Information on prices, supply, and technicals comes directly from exchange data and real-time price feeds. Participants described heavy turnover yesterday, with key exchanges reporting the highest activity since June.
Volumes on COMEX and major over-the-counter hubs reflected persistent interest. Dealers in North America and Asia faced tight physical conditions.
Borrowing rates in London for one-month silver climbed past six percent annualized, confirming real scarcity in the physical market. Inventories remain low compared to the first quarter of the year.

Large silver-backed exchange-traded funds recorded strong inflows over the past 24 hours, and funds in India and China outpaced comparable flows into gold.
Total global ETF holdings surpassed $40 billion in value, the highest so far this year.
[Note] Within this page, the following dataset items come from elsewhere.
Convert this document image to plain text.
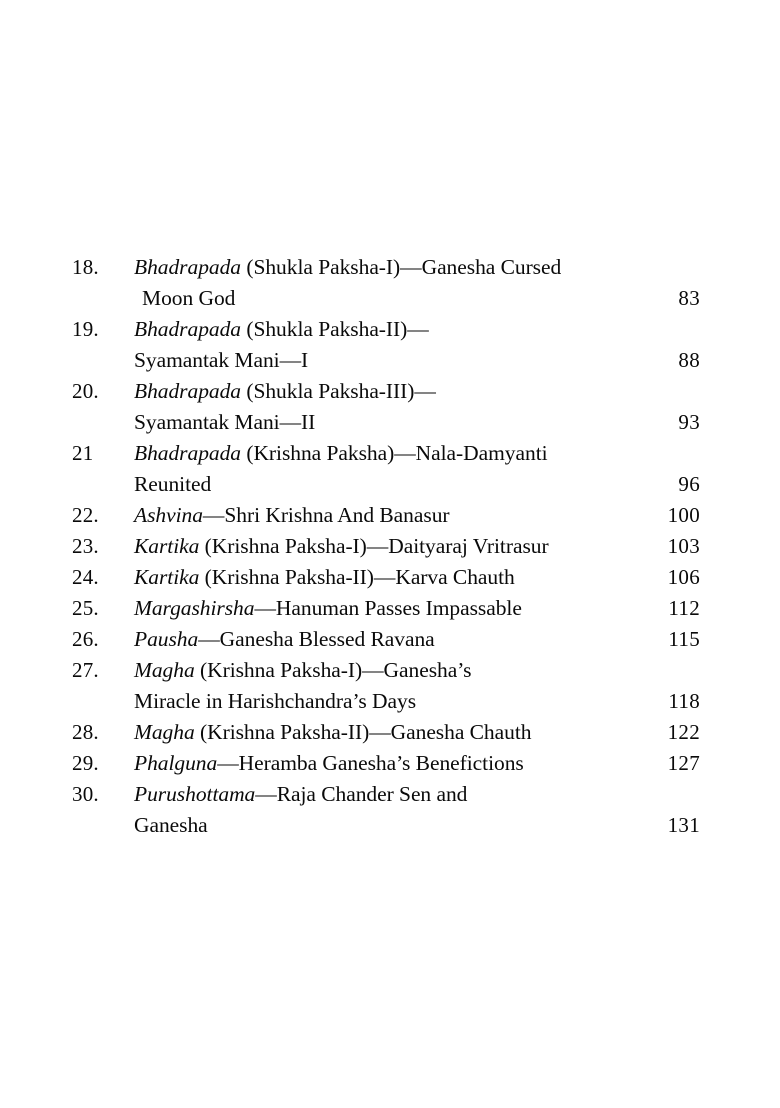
18.	Bhadrapada (Shukla Paksha-I)—Ganesha Cursed
Moon God	83
19.	Bhadrapada (Shukla Paksha-II)—
Syamantak Mani—I	88
20.	Bhadrapada (Shukla Paksha-III)—
Syamantak Mani—II	93
21	Bhadrapada (Krishna Paksha)—Nala-Damyanti
Reunited	96
22.	Ashvina—Shri Krishna And Banasur	100
23.	Kartika (Krishna Paksha-I)—Daityaraj Vritrasur	103
24.	Kartika (Krishna Paksha-II)—Karva Chauth	106
25.	Margashirsha—Hanuman Passes Impassable	112
26.	Pausha—Ganesha Blessed Ravana	115
27.	Magha (Krishna Paksha-I)—Ganesha’s
Miracle in Harishchandra’s Days	118
28.	Magha (Krishna Paksha-II)—Ganesha Chauth	122
29.	Phalguna—Heramba Ganesha’s Benefictions	127
30.	Purushottama—Raja Chander Sen and
Ganesha	131
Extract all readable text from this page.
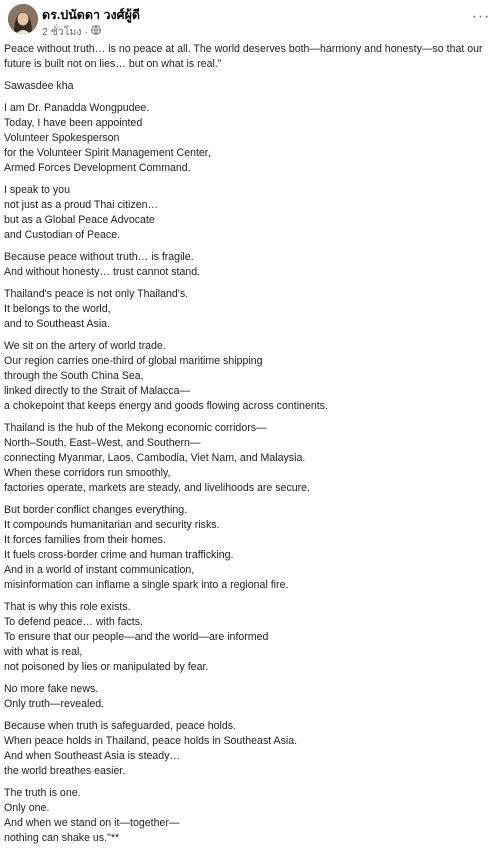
ดร.ปนัดดา วงศ์ผู้ดี
2 ชั่วโมง ·
···
Peace without truth… is no peace at all. The world deserves both—harmony and honesty—so that our future is built not on lies… but on what is real."
Sawasdee kha
I am Dr. Panadda Wongpudee.
Today, I have been appointed
Volunteer Spokesperson
for the Volunteer Spirit Management Center,
Armed Forces Development Command.
I speak to you
not just as a proud Thai citizen…
but as a Global Peace Advocate
and Custodian of Peace.
Because peace without truth… is fragile.
And without honesty… trust cannot stand.
Thailand's peace is not only Thailand's.
It belongs to the world,
and to Southeast Asia.
We sit on the artery of world trade.
Our region carries one-third of global maritime shipping
through the South China Sea,
linked directly to the Strait of Malacca—
a chokepoint that keeps energy and goods flowing across continents.
Thailand is the hub of the Mekong economic corridors—
North–South, East–West, and Southern—
connecting Myanmar, Laos, Cambodia, Viet Nam, and Malaysia.
When these corridors run smoothly,
factories operate, markets are steady, and livelihoods are secure.
But border conflict changes everything.
It compounds humanitarian and security risks.
It forces families from their homes.
It fuels cross-border crime and human trafficking.
And in a world of instant communication,
misinformation can inflame a single spark into a regional fire.
That is why this role exists.
To defend peace… with facts.
To ensure that our people—and the world—are informed
with what is real,
not poisoned by lies or manipulated by fear.
No more fake news.
Only truth—revealed.
Because when truth is safeguarded, peace holds.
When peace holds in Thailand, peace holds in Southeast Asia.
And when Southeast Asia is steady…
the world breathes easier.
The truth is one.
Only one.
And when we stand on it—together—
nothing can shake us."**
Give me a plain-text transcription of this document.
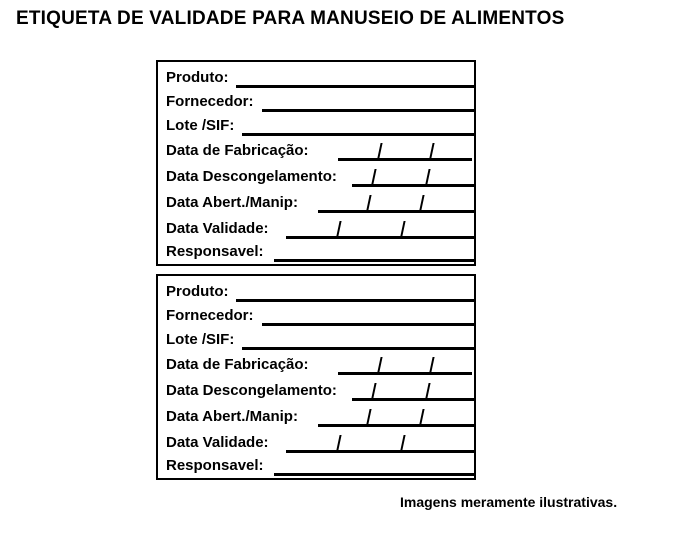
ETIQUETA DE VALIDADE PARA MANUSEIO DE ALIMENTOS
Produto:
Fornecedor:
Lote /SIF:
Data de Fabricação:
Data Descongelamento:
Data Abert./Manip:
Data Validade:
Responsavel:
Produto:
Fornecedor:
Lote /SIF:
Data de Fabricação:
Data Descongelamento:
Data Abert./Manip:
Data Validade:
Responsavel:
Imagens meramente ilustrativas.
This continued buying pressure fed into spot and futures prices, even as speculative funds paused after encountering intraday highs.
Technicals Signal Cooling Momentum Amid Strong Global Demand
New tariffs imposed by the United States on Mexico and the European Union, announced after London closed, drove the initial rally but triggered late selling as the dollar surged in reaction.
The tariffs threaten mining supply but also fuel safe-haven buying, a clear example of how trade policy now shapes commodities. Technical analysis confirms the upward trend but suggests consolidation could follow in the short term.
On the daily chart, all major moving averages have turned upward; the 50-day exponential moving average sits well below current prices, reinforcing support around $35.5, with recent bounce activity focused near $37.4–$37.6.
The Relative Strength Index touched 68.7 before easing—levels that often attract profit-taking, given overbought conditions. The Moving Average Convergence Divergence, while still positive, shows a flattening histogram, a classic signal that momentum is cooling after an extended rise.
The four-hour chart reveals a rapid rally into resistance near $39, followed by a quick retracement and stabilization just above $38.1. Short-term RSI readings pulled back from overbought territory.
Meanwhile, MACD lines turned flat, indicating the surge lost steam but did not reverse direction. Bollinger Bands expanded and price action pressed the upper band, confirming heightened volatility.
On the fundamentals, global demand remains robust as the electronics and solar sectors outbid investors for metal. Major producers have not boosted output significantly, and new tariffs threaten further disruptions in the largest producing regions.
ETF flows and lending rates underscore unprecedented demand for physical delivery, especially in Asia where local market premiums persist. Silver now trades at a crossroads.
If support at $37.45–$37.65 holds, analysts expect buyers to return, with $39.45 as the next hurdle. A clear break lower would put $36.55 in play.
The market’s dual nature—both industrial necessity and investment vehicle—keeps activity elevated as the supply pulse tightens and investors weigh whether another run to new highs will begin.